Но через мгновение он встрепенулся, быстро глянул на Дроздова.
— Не сердись, Борис. Сорвался я. Юзовского вспомнил. Он мне, паразит, как раз о линии партии… Это мне, балтийцу! — Вальцов гневно плюнул себе под ноги.—Давай, браток, не будем портить себе хороший день. Разберутся. Как-никак ЦКК. А? Как думаешь, комсомол?
— О чем разговор, Иван Федосеич. Я вам верю.
Вальцов испытующе взглянул на Бориса, будто старался проникнуть в самые затаенные уголки его души.

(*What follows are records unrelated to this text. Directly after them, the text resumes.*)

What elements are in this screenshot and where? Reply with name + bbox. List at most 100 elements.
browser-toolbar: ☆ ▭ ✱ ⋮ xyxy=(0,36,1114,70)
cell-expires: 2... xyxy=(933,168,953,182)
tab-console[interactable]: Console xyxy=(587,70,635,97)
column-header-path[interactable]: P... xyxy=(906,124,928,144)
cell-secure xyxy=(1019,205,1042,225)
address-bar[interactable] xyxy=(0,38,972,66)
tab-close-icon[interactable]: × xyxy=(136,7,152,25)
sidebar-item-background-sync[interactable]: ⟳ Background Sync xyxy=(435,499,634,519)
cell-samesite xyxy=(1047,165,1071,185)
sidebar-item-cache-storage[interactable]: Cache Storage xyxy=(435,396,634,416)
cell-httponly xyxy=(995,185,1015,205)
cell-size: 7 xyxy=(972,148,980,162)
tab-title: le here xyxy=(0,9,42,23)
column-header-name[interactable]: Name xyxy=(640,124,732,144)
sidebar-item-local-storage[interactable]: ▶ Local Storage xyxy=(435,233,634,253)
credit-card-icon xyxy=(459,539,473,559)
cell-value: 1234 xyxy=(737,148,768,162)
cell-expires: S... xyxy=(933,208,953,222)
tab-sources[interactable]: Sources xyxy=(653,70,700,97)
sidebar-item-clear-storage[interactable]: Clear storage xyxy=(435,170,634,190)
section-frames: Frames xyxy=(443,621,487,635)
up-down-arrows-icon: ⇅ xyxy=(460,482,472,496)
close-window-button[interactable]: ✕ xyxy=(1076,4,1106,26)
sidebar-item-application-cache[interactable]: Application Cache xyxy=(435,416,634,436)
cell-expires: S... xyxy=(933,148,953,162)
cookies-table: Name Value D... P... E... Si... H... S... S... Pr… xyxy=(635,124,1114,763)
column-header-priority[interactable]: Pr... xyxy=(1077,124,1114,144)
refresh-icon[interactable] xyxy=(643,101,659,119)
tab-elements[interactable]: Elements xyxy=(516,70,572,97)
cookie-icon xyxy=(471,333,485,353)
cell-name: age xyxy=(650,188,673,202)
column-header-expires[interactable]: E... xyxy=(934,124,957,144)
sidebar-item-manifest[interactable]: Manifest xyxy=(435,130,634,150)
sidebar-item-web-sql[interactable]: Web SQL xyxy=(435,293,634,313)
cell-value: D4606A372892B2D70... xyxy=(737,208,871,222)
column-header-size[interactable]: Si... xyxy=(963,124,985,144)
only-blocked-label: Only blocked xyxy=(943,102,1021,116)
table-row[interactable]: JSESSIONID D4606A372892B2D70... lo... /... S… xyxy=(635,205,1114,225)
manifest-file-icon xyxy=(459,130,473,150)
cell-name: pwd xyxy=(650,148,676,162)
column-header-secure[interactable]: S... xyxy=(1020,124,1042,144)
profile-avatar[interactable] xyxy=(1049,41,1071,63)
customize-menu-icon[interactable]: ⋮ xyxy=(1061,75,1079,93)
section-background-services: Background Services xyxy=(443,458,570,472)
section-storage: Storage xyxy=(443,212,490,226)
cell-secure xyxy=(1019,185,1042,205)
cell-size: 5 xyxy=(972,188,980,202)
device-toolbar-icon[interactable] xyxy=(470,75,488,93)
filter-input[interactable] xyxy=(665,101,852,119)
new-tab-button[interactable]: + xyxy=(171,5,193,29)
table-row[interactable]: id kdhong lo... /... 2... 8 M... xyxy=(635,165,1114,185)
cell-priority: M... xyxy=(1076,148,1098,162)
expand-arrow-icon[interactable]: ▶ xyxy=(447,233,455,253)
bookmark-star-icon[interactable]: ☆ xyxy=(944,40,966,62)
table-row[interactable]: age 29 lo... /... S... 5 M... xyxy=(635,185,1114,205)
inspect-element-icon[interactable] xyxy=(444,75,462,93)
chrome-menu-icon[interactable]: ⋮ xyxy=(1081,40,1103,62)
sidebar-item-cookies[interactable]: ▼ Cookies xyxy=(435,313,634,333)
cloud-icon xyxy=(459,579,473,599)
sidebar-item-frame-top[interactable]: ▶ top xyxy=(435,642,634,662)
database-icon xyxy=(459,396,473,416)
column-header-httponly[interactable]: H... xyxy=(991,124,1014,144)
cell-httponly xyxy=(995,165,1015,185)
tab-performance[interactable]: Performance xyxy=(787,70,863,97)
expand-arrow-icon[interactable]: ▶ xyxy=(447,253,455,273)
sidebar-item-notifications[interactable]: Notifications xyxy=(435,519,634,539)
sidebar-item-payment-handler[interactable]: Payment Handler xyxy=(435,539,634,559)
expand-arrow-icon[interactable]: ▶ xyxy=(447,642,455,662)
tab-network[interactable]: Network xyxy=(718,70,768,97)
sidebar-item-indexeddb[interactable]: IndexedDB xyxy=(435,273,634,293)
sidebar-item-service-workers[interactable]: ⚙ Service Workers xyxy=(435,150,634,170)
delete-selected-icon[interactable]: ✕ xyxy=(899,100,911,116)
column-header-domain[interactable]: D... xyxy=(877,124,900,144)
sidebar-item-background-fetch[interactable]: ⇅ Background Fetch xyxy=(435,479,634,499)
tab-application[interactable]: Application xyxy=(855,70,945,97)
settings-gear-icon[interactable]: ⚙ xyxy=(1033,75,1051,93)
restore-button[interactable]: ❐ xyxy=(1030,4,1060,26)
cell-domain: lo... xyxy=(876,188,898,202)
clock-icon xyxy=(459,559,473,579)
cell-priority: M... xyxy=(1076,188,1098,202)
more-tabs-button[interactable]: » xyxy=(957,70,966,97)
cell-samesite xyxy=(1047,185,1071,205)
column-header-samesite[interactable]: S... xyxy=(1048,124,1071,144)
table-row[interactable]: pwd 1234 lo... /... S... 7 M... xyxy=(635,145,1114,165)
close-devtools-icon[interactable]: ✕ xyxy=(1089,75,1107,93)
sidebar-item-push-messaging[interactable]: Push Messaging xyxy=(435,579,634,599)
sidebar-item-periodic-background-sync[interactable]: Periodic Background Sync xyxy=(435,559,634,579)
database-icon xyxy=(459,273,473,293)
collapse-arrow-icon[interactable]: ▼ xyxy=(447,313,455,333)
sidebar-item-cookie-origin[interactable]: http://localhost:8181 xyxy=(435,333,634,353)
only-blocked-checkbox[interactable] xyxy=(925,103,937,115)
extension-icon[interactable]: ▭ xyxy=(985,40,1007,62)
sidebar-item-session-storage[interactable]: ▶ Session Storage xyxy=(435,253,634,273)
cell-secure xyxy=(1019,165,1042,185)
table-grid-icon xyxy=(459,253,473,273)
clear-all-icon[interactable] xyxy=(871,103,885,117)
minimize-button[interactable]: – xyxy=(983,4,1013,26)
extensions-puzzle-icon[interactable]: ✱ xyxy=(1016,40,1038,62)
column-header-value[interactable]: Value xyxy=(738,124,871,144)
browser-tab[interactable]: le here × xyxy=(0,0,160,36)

— Твои слова, Дроздов… Бальзам мне на душу. Я так нуждаюсь именно в таких словах. Спасибо.
Вальцов коротко давнул ладонью Бориса, снова обнял его и лихо выкрикнул:
— Двинули!
Вскоре они свернули в какой-то переулок и минуты через две поднимались по ступенькам к широким дверям.
— Пивная, — объявил Иван Федосеевич. — Не так давно здесь грязь была непролазная. А теперь мои бывшие смежники — общепит — вроде бы навели кое-какой порядок.
Особого порядка Борис, правда, не увидел. Столы без •скатертей, сплошь были заставлены пустыми пивными кружками. Молодая женщина в залитом пивом переднике носилась по залу, собирая их. Крупные капли пота стекали по ее полному, еще не утерявшему свежести лицу. Посетителей оказалось не так уж и много. Был тот час дня, когда рабочие с завода уже прошли, а конторским служащим еще предстояло работать. Любителей пива совсем недавно было много, если судить по кружкам: волна только что схлынула.
— Давай-ка, Борис Андреич, сами потрудимся. Официантка, вишь, истекает потом.
За две минуты они дружно очистили стол и хотели уже заняться самообслуживанием, но их опередила толстушка.
— Спасибо, мои милые, — улыбчиво и певуче еще издали заговорила она, торопливо приближаясь к их столу.— Вот вам за труды.
Она как букет протянула Борису аппетитную тараньку. С алчным урчанием ее цапнул своей ручищей Вальцов. Все трое рассмеялись.